Pro-Palestinian students, staff and faculty spent nearly a week encamped at City College before an NYPD sweep arrested nearly 200 people and dismantled the camp. (PHOTO/Luca GoldMansour)

This story was reported in collaboration with THE CITY.

MANHATTAN — In a series of town hall meetings with students, faculty and staff last week, City College President Vincent Boudreau attempted to quell anger and frustration about his decision to deploy the NYPD to break up a pro-Palestinian encampment on April 30, after campus police proved “inadequate” in his telling.

The encampment began on April 25, with CUNY students, faculty and alumni camping out and calling for the public university system to divest from Israel amid the ongoing war in Gaza.

Boudreau, a political scientist specializing in the politics of social movements, was arrested at least five times while pushing for the university to divest from South Africa as a grad student at Cornell University in the 1980’s. He was one of hundreds of students there arrested over the course of several months in demonstrations that included sit-ins and the erection of a “shanty town” where students camped out for 65 days.
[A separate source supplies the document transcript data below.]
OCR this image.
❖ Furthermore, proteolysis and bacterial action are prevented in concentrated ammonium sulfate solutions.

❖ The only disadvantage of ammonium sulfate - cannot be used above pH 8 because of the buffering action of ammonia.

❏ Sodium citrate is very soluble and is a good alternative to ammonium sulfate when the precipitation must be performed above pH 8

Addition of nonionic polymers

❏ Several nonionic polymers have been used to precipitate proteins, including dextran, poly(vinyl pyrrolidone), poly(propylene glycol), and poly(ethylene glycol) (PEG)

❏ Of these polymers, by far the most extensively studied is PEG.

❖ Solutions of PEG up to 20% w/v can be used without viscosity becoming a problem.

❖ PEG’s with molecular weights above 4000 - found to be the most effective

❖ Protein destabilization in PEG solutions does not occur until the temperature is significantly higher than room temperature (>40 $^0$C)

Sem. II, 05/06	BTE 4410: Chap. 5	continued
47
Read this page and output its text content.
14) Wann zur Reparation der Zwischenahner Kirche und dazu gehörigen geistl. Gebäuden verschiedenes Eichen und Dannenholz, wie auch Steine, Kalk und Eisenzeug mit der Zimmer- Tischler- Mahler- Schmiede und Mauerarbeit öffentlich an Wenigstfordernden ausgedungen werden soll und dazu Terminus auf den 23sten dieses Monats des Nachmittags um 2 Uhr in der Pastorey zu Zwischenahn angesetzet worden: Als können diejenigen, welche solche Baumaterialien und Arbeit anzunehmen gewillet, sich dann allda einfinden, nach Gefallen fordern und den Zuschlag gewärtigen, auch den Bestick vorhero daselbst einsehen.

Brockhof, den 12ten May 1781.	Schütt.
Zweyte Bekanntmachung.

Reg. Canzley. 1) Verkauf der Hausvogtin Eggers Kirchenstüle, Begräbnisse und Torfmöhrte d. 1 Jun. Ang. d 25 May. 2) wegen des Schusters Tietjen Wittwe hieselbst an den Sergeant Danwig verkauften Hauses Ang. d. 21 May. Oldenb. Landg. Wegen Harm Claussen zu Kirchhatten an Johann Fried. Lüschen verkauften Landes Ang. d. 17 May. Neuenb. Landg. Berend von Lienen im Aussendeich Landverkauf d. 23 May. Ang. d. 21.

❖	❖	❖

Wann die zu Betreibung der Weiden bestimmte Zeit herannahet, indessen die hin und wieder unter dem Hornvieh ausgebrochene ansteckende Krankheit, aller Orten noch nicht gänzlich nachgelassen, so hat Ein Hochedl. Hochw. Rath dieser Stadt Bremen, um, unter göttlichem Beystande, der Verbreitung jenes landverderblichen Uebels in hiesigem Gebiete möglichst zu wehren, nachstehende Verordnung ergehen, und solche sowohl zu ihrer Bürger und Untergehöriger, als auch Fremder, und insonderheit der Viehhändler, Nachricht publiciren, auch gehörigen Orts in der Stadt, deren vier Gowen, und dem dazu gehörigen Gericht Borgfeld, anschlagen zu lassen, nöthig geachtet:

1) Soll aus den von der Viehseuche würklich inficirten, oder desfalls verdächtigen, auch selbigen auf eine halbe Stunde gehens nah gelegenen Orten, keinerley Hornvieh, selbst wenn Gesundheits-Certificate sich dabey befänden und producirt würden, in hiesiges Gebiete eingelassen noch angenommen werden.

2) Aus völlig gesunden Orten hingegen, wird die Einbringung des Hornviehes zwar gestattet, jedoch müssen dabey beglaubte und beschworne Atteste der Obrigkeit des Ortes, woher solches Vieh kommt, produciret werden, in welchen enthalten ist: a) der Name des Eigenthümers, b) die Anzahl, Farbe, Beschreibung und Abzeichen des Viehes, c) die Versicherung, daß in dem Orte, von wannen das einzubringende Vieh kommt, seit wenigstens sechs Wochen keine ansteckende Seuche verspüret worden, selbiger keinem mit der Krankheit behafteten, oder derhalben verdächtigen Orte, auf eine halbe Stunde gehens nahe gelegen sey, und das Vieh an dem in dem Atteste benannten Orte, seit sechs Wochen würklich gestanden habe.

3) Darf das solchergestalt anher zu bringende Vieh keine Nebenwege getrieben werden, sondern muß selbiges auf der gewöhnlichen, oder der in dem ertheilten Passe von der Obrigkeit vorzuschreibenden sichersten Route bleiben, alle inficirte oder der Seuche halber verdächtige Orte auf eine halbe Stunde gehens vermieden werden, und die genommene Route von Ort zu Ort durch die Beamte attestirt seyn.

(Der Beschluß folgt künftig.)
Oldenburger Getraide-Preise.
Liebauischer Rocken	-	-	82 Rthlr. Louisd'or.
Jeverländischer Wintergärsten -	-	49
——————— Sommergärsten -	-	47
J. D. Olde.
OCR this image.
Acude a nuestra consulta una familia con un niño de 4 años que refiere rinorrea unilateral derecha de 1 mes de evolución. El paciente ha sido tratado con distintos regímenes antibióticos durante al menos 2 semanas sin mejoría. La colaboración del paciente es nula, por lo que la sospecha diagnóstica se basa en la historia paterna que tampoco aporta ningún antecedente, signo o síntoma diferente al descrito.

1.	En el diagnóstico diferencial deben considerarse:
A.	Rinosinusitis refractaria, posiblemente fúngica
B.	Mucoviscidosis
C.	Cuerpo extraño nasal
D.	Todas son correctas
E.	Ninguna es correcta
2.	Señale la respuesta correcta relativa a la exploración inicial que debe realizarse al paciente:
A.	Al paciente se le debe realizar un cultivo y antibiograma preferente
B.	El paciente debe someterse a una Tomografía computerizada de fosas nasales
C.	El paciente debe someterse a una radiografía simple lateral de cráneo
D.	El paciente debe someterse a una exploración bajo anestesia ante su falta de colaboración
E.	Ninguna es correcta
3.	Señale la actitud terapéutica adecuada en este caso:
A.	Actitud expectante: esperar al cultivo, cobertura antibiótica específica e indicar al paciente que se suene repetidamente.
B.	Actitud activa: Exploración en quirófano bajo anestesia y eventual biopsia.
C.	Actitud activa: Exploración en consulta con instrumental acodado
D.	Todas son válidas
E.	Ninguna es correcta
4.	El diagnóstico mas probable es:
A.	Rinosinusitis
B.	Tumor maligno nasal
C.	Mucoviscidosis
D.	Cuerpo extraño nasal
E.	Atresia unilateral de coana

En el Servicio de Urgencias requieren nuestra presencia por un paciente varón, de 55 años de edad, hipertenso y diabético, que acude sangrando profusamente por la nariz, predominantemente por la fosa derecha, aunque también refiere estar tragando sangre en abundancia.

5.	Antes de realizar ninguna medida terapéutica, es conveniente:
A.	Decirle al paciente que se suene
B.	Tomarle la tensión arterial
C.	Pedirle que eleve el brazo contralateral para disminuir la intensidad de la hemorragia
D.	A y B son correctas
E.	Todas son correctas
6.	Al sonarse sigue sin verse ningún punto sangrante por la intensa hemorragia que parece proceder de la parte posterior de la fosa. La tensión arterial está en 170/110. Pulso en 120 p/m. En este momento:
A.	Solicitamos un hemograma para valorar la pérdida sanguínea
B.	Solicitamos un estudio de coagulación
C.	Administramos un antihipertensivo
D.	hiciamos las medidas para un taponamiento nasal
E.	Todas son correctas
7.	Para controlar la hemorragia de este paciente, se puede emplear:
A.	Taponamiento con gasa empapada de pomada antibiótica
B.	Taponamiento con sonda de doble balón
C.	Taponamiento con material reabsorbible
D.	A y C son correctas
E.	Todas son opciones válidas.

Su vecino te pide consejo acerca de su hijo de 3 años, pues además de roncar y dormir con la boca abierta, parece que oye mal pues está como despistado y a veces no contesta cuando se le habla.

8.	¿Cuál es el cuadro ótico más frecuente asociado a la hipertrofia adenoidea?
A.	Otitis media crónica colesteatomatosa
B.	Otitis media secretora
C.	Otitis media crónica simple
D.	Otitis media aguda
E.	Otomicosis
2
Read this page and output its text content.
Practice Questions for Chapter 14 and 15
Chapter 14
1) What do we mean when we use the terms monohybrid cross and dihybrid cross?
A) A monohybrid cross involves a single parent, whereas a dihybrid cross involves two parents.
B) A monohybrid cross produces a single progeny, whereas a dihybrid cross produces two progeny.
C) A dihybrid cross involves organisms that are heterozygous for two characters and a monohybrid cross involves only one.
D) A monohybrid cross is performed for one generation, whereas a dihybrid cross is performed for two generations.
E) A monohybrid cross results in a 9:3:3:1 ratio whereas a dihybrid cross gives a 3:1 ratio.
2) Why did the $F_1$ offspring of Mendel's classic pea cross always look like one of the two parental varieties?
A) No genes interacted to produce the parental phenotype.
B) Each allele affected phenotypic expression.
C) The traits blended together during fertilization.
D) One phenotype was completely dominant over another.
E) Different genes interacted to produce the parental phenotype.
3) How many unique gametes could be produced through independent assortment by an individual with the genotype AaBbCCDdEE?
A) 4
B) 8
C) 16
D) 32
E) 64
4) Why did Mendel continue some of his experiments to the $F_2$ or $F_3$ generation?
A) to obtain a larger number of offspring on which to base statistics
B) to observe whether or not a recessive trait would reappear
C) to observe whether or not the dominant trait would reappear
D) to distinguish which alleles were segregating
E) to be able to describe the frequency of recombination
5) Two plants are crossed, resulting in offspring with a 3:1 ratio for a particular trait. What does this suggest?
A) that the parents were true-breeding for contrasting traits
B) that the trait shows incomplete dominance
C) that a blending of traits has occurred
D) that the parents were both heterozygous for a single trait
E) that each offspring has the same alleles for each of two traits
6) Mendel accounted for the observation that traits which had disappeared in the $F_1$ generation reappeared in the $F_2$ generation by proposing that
But last week he told faculty members Tuesday that he stood by the move to clear the encampment, adding that he wished he’d done so sooner. The remarks were made at a previously unreported online town hall meeting with faculty that was viewed by THE CITY. Boudreau spoke to students at a similar online town hall Wednesday afternoon, which was also observed by THE CITY.

“Allowing the site to harden. That’s my one regret,” he said. “If what you’re implying is that we have to allow demonstrators free run of the campus…I reject that.”